The sharpest arrow in the church's quiver was a veto clause in the Joint Operating Agreement between the News and The Tribune, saying either paper can prevent the other from selling its stock in their joint production company, NAC. In its February decision the 10th Circuit upheld this veto power. As a result, the local papers reported that Singleton appeared to have tightened his grip on the paper he took over just last summer. COURT AFFIRMS RIGHT TO VETO TRIB SALE, declared the Deseret News, the Tribune's rival. VETO OF TRIBUNE BUYBACK UPHELD, announced the Tribune, Singleton's own paper, edited by Jay Shelledy, a man who is expected to lose his job if Singleton is forced to sell the paper.
While both stories covered all angles of the ruling, the authors chose to play down a possibly earth shattering victory hidden in the ruling for Singleton's foe, the McCarthey family, which is battling to regain control of the paper. Much of the decision does indeed look bad for the family. The McCartheys lost not only on the veto question, but also on the other matters directly before the court the family's request to manage the paper while the litigation wore on, and a protest of the earlier court's jurisdiction. But deep in the decision, the court went out of its way to make a rather startling point. That point? They thought the McCartheys could very well win at trial.
Back in district court, Judge Ted Stewart had decided that the News's veto power over the sale of the Tribune's NAC stock made it impossible for the McCarthey family to exercise its right a right he acknowledged in theory to buy back The Tribune. There was no "road map," he said, to legally overcome that hurdle. But the higher court disagreed.
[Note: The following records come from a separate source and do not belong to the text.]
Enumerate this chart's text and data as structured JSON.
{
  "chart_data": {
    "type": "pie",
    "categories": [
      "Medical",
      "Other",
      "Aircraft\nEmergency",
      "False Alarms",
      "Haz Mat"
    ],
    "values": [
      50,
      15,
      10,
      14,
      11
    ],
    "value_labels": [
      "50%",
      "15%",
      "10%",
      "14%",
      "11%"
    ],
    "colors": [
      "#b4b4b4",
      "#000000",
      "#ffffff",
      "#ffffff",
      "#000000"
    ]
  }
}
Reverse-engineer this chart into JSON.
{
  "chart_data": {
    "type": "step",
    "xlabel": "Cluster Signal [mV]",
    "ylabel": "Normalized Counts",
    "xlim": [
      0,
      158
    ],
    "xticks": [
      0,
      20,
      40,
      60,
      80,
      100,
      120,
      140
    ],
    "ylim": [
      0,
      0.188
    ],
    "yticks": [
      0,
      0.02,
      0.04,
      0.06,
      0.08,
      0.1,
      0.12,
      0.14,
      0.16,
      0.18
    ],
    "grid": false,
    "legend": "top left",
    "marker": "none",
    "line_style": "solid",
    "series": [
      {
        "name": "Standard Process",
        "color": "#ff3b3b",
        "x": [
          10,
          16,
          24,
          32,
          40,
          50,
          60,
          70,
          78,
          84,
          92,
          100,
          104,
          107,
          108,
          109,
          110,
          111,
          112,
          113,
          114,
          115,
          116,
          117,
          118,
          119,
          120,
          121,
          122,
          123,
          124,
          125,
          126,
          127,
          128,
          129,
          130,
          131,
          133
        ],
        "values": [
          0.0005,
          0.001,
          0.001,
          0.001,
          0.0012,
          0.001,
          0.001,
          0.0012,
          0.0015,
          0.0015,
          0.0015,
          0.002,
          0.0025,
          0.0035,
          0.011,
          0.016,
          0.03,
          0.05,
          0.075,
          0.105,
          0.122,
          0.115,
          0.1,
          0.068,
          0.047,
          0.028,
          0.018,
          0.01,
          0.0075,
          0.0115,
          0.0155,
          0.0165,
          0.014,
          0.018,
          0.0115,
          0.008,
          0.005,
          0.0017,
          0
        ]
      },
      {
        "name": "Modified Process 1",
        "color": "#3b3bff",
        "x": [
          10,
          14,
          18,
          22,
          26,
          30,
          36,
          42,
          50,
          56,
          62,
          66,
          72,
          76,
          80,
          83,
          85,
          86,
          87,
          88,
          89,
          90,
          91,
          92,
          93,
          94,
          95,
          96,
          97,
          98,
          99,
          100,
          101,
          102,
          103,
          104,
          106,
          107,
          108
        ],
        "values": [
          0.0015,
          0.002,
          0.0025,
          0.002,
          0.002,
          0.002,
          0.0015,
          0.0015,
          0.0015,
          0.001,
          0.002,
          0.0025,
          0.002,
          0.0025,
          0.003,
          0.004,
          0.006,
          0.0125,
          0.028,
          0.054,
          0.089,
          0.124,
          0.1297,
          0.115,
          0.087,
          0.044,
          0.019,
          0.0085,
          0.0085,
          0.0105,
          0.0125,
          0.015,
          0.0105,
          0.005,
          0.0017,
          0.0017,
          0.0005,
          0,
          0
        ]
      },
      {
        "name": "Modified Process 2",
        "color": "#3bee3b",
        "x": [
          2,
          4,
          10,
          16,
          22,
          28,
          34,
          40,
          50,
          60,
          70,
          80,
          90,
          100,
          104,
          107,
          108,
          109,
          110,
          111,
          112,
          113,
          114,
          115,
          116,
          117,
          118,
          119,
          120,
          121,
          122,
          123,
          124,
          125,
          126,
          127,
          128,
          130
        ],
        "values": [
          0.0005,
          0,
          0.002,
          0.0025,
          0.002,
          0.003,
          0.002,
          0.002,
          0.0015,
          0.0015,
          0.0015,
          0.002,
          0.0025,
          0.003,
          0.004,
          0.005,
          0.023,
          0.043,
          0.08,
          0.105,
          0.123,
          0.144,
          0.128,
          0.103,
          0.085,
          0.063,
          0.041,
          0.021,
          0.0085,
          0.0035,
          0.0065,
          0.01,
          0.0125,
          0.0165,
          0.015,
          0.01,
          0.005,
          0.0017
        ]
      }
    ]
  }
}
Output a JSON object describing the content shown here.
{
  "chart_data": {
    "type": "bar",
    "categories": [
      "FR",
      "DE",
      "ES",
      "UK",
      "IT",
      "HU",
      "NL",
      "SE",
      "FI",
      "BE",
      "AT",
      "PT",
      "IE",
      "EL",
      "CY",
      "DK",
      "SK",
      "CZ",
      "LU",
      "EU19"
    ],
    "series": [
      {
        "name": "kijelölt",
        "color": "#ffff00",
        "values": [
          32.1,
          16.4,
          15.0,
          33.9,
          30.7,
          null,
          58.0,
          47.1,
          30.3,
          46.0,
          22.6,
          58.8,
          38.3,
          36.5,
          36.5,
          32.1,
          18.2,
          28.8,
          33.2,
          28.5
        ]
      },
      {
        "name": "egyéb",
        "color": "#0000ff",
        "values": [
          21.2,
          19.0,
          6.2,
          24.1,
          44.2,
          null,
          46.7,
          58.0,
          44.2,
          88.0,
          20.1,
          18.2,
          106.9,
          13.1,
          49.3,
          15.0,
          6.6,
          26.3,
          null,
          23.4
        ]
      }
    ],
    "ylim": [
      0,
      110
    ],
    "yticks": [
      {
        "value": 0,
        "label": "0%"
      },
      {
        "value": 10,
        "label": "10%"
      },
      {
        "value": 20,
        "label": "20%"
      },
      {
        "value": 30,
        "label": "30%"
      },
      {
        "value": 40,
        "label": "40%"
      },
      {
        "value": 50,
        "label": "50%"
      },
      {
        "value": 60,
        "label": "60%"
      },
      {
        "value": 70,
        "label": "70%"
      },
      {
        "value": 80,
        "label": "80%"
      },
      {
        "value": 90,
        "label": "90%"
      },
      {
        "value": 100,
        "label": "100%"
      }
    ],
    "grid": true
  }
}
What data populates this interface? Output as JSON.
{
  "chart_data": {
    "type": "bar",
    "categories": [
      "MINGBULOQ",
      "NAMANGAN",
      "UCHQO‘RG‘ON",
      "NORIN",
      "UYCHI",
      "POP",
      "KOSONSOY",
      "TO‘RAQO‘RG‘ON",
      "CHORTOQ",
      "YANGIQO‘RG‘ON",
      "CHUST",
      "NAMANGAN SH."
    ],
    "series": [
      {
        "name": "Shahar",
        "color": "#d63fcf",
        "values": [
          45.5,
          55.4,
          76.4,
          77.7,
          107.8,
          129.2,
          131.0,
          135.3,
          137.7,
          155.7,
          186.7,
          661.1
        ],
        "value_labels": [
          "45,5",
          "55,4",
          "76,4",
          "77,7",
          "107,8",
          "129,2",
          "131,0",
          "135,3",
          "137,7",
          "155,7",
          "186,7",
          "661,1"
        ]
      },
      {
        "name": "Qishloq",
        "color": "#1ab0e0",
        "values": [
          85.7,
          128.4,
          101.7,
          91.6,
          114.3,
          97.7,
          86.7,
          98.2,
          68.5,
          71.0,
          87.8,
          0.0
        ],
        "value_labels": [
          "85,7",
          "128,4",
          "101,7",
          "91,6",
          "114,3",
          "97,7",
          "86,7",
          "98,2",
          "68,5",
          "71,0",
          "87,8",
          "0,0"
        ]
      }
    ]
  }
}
"Virtually every asset of the Tribune necessary for producing
the newspaper" could be retrieved by the family without touching
the NAC stock, Judge David Ebel wrote in the decision. "Indeed,
even the legal title to the assets that are managed by the NAC,
such as the printing presses, could pass to [the family] without
violating" the Joint Operating Agreement. Voila, a possible
road map. Providing, Judge Ebel added, that it withstood the test
of a trial.
There's the rub, says Singleton. The appellate judges "don't
understand how the JOA works and they didn't have that record
in front of them," he says. "If you and your husband
were getting a divorce and you have one child, you can't take
a hacksaw and you take the upper torso he takes the lower torso.
You can't separate the assets of tenants in common."
"Dean must be confusing our case with one of his other lawsuits," replies Randy Frisch, chief operating officer of the McCartheys' company. "Dean lost, we won, and that's very difficult for someone like Dean Singleton to accept."
However you look at it, the battle over the Tribune is far from over. The circuit judges' ruling left things as they are for the moment, so the case awaits more motions in Judge Stewart's courtroom and may end up in trial there in November. Even if the McCartheys do get to buy the paper back, Singleton is betting they can't afford it. The family is indeed apparently worried enough about that to be suing an appraiser in New Jersey who they say set the paper's price about $100 million too high. The McCartheys are also suing in Colorado state court to undo the Tribune's 1997 merger with TCI. Singleton, for his part, is suing the McCartheys in federal court, saying they have no right as individuals to the paper. No wonder that all the lawyers think they won.